Researchers pointed out that antiretroviral medications can suppress the virus to the point where it’s undetectable in blood — and untransmittable through sexual contact. People without HIV can almost eliminate the risk of sexual transmission with pre-exposure prophylaxis (PrEP) and can decrease the chances of transmission after exposure with post-exposure prophylaxis (PEP).
They wrote that recent updates making the definitions of “high-risk activities” more specific are “aligns more” with current science but doesn’t take into account prevention or mitigation measures, or acts that are low-risk even without treatment, like oral sex.
That’s created “legal uncertainty regarding the exact circumstances under which (people living with HIV) are legally obligated to disclose their status,” the report argued.
At least 60 people have been prosecuted under the failure-to-inform law, according to the report, which cites institute correspondence.
Harm by bodily substances
Indiana’s battery by bodily fluid or waste law makes it a crime for HIV-positive people to purposefully put such substances on others in rude or angry ways — and know or “recklessly fail to know” their HIV status.
The malicious mischief law is a sentence enhancement for HIV-positive people that recklessly or intentionally place bodily fluids or waste somewhere it’ll be involuntarily touched or ingested.

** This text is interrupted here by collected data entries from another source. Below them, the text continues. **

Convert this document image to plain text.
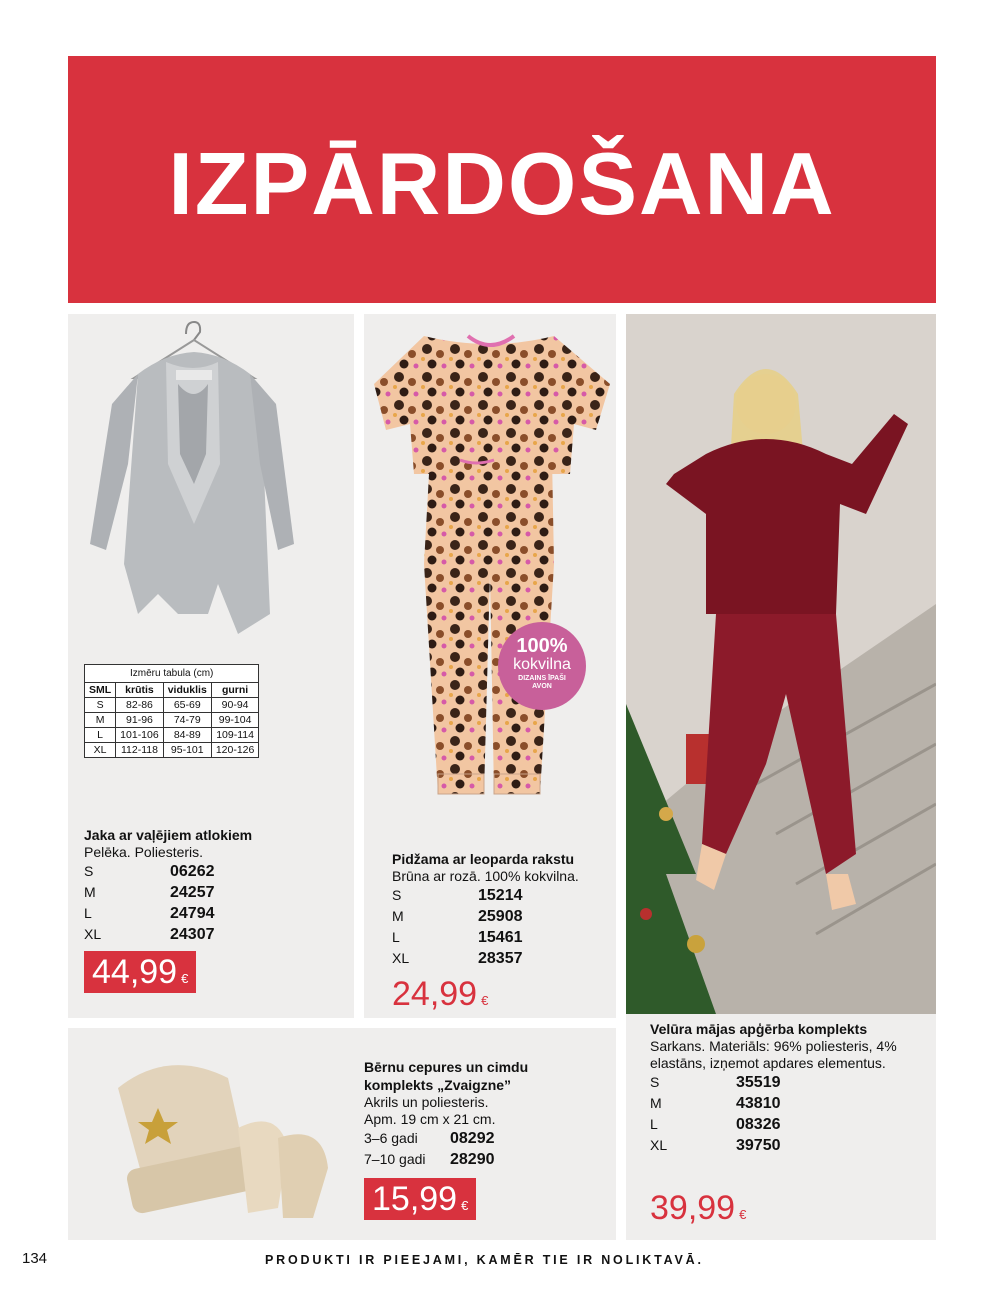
IZPĀRDOŠANA
Izmēru tabula (cm)			
SML	krūtis	viduklis	gurni
S	82-86	65-69	90-94
M	91-96	74-79	99-104
L	101-106	84-89	109-114
XL	112-118	95-101	120-126
Jaka ar vaļējiem atlokiem
Pelēka. Poliesteris.
S	06262
M	24257
L	24794
XL	24307
44,99 €
100%
kokvilna
DIZAINS ĪPAŠI
AVON
Pidžama ar leoparda rakstu
Brūna ar rozā. 100% kokvilna.
S	15214
M	25908
L	15461
XL	28357
24,99 €
Velūra mājas apģērba komplekts
Sarkans. Materiāls: 96% poliesteris, 4% elastāns, izņemot apdares elementus.
S	35519
M	43810
L	08326
XL	39750
39,99 €
Bērnu cepures un cimdu
komplekts „Zvaigzne”
Akrils un poliesteris.
Apm. 19 cm x 21 cm.
3–6 gadi	08292
7–10 gadi	28290
15,99 €
134	PRODUKTI IR PIEEJAMI, KAMĒR TIE IR NOLIKTAVĀ.
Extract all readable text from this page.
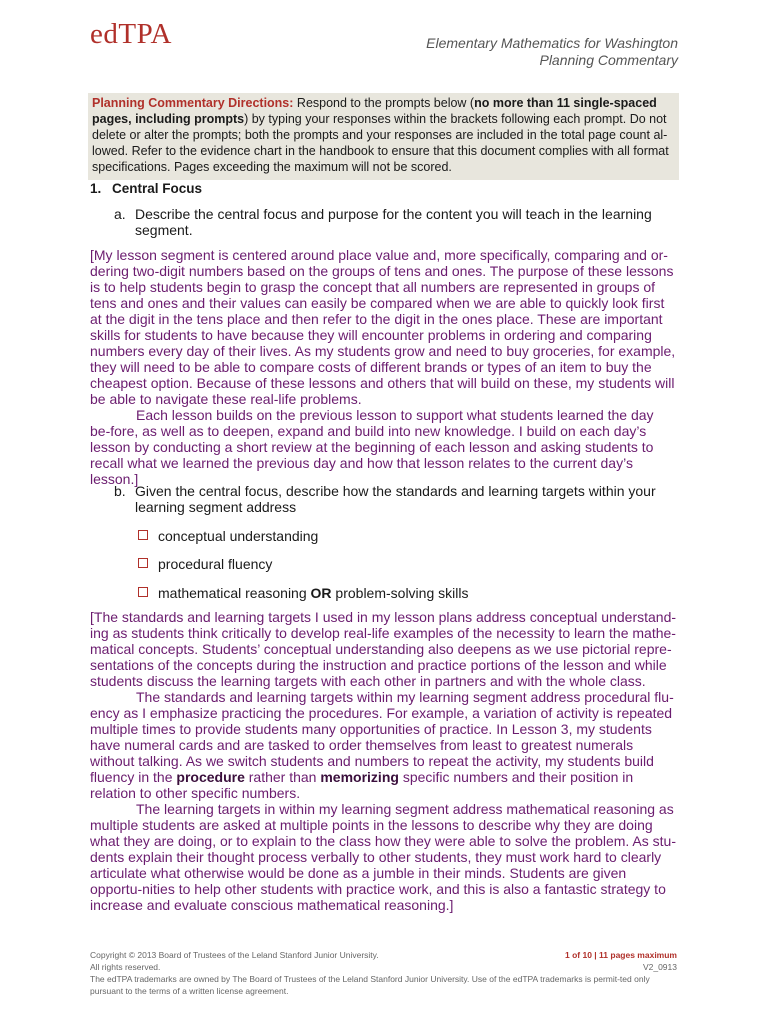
edTPA	Elementary Mathematics for Washington
Planning Commentary
Planning Commentary Directions: Respond to the prompts below (no more than 11 single-spaced pages, including prompts) by typing your responses within the brackets following each prompt. Do not delete or alter the prompts; both the prompts and your responses are included in the total page count al-lowed. Refer to the evidence chart in the handbook to ensure that this document complies with all format specifications. Pages exceeding the maximum will not be scored.
1. Central Focus
a. Describe the central focus and purpose for the content you will teach in the learning segment.

[My lesson segment is centered around place value and, more specifically, comparing and or-dering two-digit numbers based on the groups of tens and ones. The purpose of these lessons is to help students begin to grasp the concept that all numbers are represented in groups of tens and ones and their values can easily be compared when we are able to quickly look first at the digit in the tens place and then refer to the digit in the ones place. These are important skills for students to have because they will encounter problems in ordering and comparing numbers every day of their lives. As my students grow and need to buy groceries, for example, they will need to be able to compare costs of different brands or types of an item to buy the cheapest option. Because of these lessons and others that will build on these, my students will be able to navigate these real-life problems.

Each lesson builds on the previous lesson to support what students learned the day be-fore, as well as to deepen, expand and build into new knowledge. I build on each day’s lesson by conducting a short review at the beginning of each lesson and asking students to recall what we learned the previous day and how that lesson relates to the current day’s lesson.]

b. Given the central focus, describe how the standards and learning targets within your learning segment address
conceptual understanding
procedural fluency
mathematical reasoning OR problem-solving skills

[The standards and learning targets I used in my lesson plans address conceptual understand-ing as students think critically to develop real-life examples of the necessity to learn the mathe-matical concepts. Students’ conceptual understanding also deepens as we use pictorial repre-sentations of the concepts during the instruction and practice portions of the lesson and while students discuss the learning targets with each other in partners and with the whole class.

The standards and learning targets within my learning segment address procedural flu-ency as I emphasize practicing the procedures. For example, a variation of activity is repeated multiple times to provide students many opportunities of practice. In Lesson 3, my students have numeral cards and are tasked to order themselves from least to greatest numerals without talking. As we switch students and numbers to repeat the activity, my students build fluency in the procedure rather than memorizing specific numbers and their position in relation to other specific numbers.

The learning targets in within my learning segment address mathematical reasoning as multiple students are asked at multiple points in the lessons to describe why they are doing what they are doing, or to explain to the class how they were able to solve the problem. As stu-dents explain their thought process verbally to other students, they must work hard to clearly articulate what otherwise would be done as a jumble in their minds. Students are given opportu-nities to help other students with practice work, and this is also a fantastic strategy to increase and evaluate conscious mathematical reasoning.]

Copyright © 2013 Board of Trustees of the Leland Stanford Junior University.
All rights reserved.
The edTPA trademarks are owned by The Board of Trustees of the Leland Stanford Junior University. Use of the edTPA trademarks is permit-ted only pursuant to the terms of a written license agreement.
1 of 10 | 11 pages maximum
V2_0913
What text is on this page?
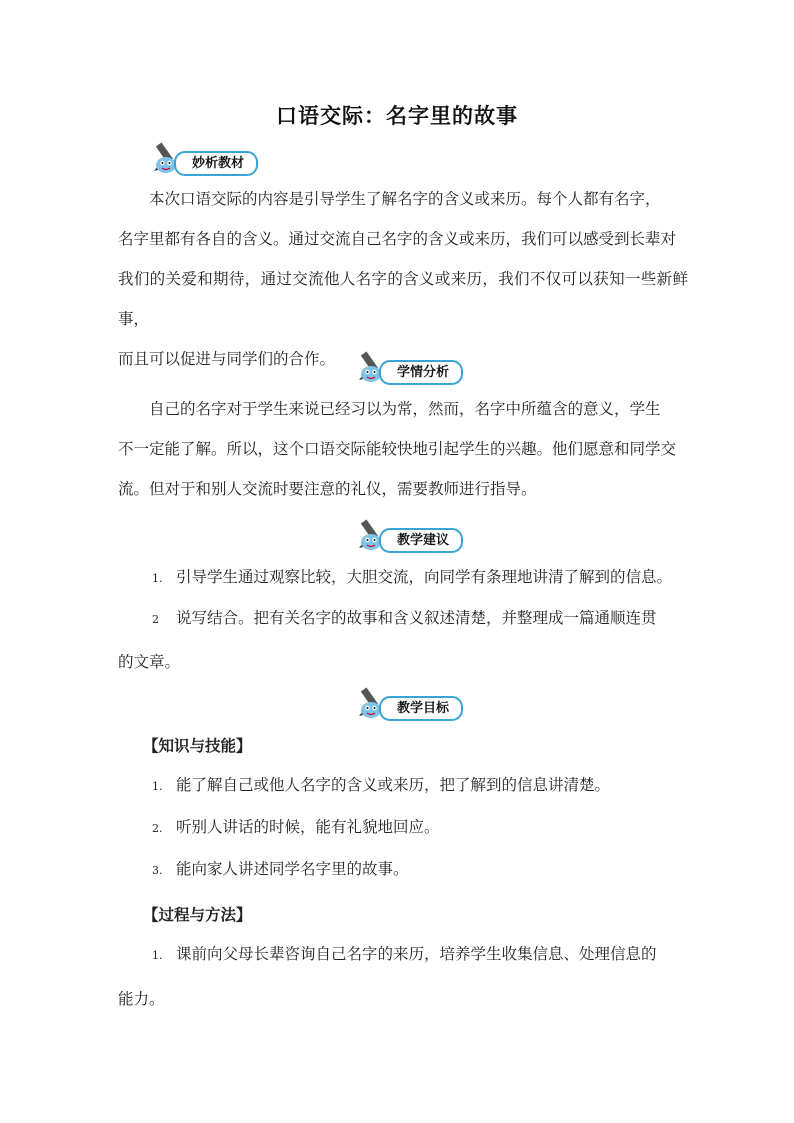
口语交际：名字里的故事
妙析教材
本次口语交际的内容是引导学生了解名字的含义或来历。每个人都有名字，
名字里都有各自的含义。通过交流自己名字的含义或来历，我们可以感受到长辈对
我们的关爱和期待，通过交流他人名字的含义或来历，我们不仅可以获知一些新鲜事，
而且可以促进与同学们的合作。
学情分析
自己的名字对于学生来说已经习以为常，然而，名字中所蕴含的意义，学生
不一定能了解。所以，这个口语交际能较快地引起学生的兴趣。他们愿意和同学交
流。但对于和别人交流时要注意的礼仪，需要教师进行指导。
教学建议
1. 引导学生通过观察比较，大胆交流，向同学有条理地讲清了解到的信息。
2 说写结合。把有关名字的故事和含义叙述清楚，并整理成一篇通顺连贯
的文章。
教学目标
【知识与技能】
1. 能了解自己或他人名字的含义或来历，把了解到的信息讲清楚。
2. 听别人讲话的时候，能有礼貌地回应。
3. 能向家人讲述同学名字里的故事。
【过程与方法】
1. 课前向父母长辈咨询自己名字的来历，培养学生收集信息、处理信息的
能力。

Here, the substances are defined as including blood, saliva, sputum, semen, vaginal secretions, human milk and more.
But the researchers wrote that HIV can’t be transmitted through skin exposure or ingestion of urine, fecal waste, saliva, tears or sweat, or by sharing toilets or dishes because the virus dies quickly when exposed to air, according to the CDC.
They reported “virtually no risk” of transmitting HIV through biting, noting CDC research that rare cases involved “severe tissue trauma and blood.” Contact with blood on unbroken skin can’t transmit the virus.
Researchers also cited a 2018 report showing no cases of transmission from spitting blood that lands on a mucosal tissue, like an eye or mouth.
HIV-positive Hoosiers “are subject to harsher punishment for acts that cannot transmit HIV — for example, spitting — simply because they are living with HIV,” they argued.
“It is unclear why (people living with HIV) are singled out in this law, as there is no further risk of harm … and the underlying acts are already criminalized for everyone,” they added.
More than 40 Hoosiers have been prosecuted under these laws, according to the report, which cites a forthcoming analysis.
A 2022 interim committee recommended lessening penalties, but bills ditching some of laws have been unsuccessful.